Key Takeaways
When it was reported in November that Sam Altman had been touring the Middle East, soliciting investment for a new AI chip venture, the news was drowned out by his concurrent ousting and subsequent reinstating as the CEO of OpenAI. But with his leading role at the AI developer now secured, Altman hasn’t given up on the planned foray into semiconductor manufacturing.
According to a recent Wall Street Journal report , fundraising efforts for the proposed new company have progressed significantly. With the government of the United Arab Emirates (UAE) having signed on as a potential investor, people familiar with the matter said that “Tigris” could be on course to raise trillions of dollars eventually.
Manufacturing semiconductors is expensive. That’s why there are only 3 companies in the world capable of making the latest, most complex computer chips.
As such, the Journal’s sources reportedly said that Altman’s ambitious venture may ultimately require between 5 and 7 trillion dollars. That figure is unprecedented and would make the company the most valuable in the world by contemporary standards. But if it is going to take on the likes of Intel, Samsung and the Taiwan Semiconductor Manufacturing Company (TSMC), a few hundred billion might not cut it.
Even NVIDIA, which currently dominates the market for the Graphical Processor Units (GPUs) favored by the AI industry, subcontracts manufacturing to TSMC. So too do AMD, Apple, Qualcomm and other giants in the space.
In other words, Altman’s plan isn’t just to take on NVIDIA in the lucrative AI chip business. He wants his next company to sit at the top of the food chain.
Currently, AI developers rely on GPUs to train AI models. And while NVIDIA and others have increasingly focused on AI-specific GPUs, the basic design of modern AI chips was first developed for an entirely different type of computation.
When Bloomberg initially reported Altman’s plans for the chip sector, it said the proposed manufacturer would research and develop Tensor Processing Units (TPUs). Unlike GPUs, TPUs are designed from the ground up to handle machine learning workloads.
But could a TPU manufacturer really command a valuation greater than the combined market capitalization of Apple and Microsoft?

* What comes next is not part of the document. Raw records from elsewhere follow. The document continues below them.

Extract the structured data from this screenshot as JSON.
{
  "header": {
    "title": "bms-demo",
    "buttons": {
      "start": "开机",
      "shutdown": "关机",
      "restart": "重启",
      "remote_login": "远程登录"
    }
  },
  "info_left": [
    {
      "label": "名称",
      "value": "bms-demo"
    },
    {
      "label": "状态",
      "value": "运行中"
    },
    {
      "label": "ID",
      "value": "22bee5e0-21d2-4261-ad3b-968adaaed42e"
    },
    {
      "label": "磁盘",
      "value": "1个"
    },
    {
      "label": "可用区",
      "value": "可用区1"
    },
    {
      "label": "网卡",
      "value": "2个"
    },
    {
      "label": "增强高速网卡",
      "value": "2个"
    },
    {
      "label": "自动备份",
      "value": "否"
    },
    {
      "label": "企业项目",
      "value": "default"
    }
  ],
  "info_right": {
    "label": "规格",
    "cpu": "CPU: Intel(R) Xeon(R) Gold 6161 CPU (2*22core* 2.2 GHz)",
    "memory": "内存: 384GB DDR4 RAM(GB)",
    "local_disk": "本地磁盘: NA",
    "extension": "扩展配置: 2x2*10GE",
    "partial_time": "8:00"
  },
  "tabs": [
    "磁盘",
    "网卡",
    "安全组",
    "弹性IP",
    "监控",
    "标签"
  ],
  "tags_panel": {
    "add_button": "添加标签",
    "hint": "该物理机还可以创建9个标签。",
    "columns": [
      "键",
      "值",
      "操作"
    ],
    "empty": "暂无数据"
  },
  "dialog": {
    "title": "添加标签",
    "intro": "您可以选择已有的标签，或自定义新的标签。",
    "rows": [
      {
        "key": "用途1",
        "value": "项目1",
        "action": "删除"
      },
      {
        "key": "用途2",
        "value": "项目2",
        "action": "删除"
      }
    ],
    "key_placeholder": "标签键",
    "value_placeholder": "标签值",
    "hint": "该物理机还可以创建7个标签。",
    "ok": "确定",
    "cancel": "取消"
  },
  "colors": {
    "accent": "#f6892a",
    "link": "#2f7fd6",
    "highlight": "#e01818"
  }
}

If there is anyone qualified to pull off such an extraordinary feat, it’s Sam Altman.
Alongside fellow OpenAI founder and former board member Elon Musk, Sam Altman is easily one of the most powerful men in AI.
As well as heading up one of the biggest and most influential companies in the business, Altman owns equity in dozens of companies that are either directly developing AI, or operate in tangential sectors. These include Lyso, Induced AI and Musk’s brain implant startup, Neuralink, to name just a few.

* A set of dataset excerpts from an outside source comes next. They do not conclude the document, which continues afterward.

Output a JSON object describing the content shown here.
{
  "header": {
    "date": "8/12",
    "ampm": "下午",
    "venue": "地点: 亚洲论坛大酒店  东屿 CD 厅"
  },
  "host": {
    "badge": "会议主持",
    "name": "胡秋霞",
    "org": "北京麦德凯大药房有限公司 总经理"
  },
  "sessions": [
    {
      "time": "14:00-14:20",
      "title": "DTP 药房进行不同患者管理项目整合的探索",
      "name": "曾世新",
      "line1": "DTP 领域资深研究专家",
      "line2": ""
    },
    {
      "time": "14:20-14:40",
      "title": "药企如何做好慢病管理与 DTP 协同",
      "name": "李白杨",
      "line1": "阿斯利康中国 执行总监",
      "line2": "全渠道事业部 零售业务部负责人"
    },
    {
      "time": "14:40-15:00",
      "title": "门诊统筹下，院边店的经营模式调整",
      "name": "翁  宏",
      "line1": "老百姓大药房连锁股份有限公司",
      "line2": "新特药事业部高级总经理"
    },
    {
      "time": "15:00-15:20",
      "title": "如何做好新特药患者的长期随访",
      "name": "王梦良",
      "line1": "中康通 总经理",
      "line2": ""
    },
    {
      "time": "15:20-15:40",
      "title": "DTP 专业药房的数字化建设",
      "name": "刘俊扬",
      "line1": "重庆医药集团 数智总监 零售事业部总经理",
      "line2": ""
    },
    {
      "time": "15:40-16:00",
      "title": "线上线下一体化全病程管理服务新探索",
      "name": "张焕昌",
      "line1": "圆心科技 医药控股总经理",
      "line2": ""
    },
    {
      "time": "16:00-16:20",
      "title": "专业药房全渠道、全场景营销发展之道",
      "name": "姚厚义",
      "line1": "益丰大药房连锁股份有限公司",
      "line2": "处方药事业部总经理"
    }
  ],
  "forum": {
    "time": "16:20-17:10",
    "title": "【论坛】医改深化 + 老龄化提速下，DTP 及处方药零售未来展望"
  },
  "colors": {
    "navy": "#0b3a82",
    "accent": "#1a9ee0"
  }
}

Moreover, Altman has also demonstrated previous interest in the AI hardware space. For example, under his leadership, OpenAI has tapped Apple’s former chief design officer, Jony Ive, to design a new consumer hardware device that would function as a kind of post-smartphone AI interface.
Considering how many startups he helped incubate as the President of Y Combinator too, Altman’s influence and connections in the sector are unrivaled and could provide a significant boost to the proposed chip maker he has been busy lining up potential investors for.
The $7 trillion figure might seem outlandish today. But if the venture succeeds in establishing itself as the TSMC of AI, during what is likely still the early years of the sector’s expansion, the sizable price tag may well be justified.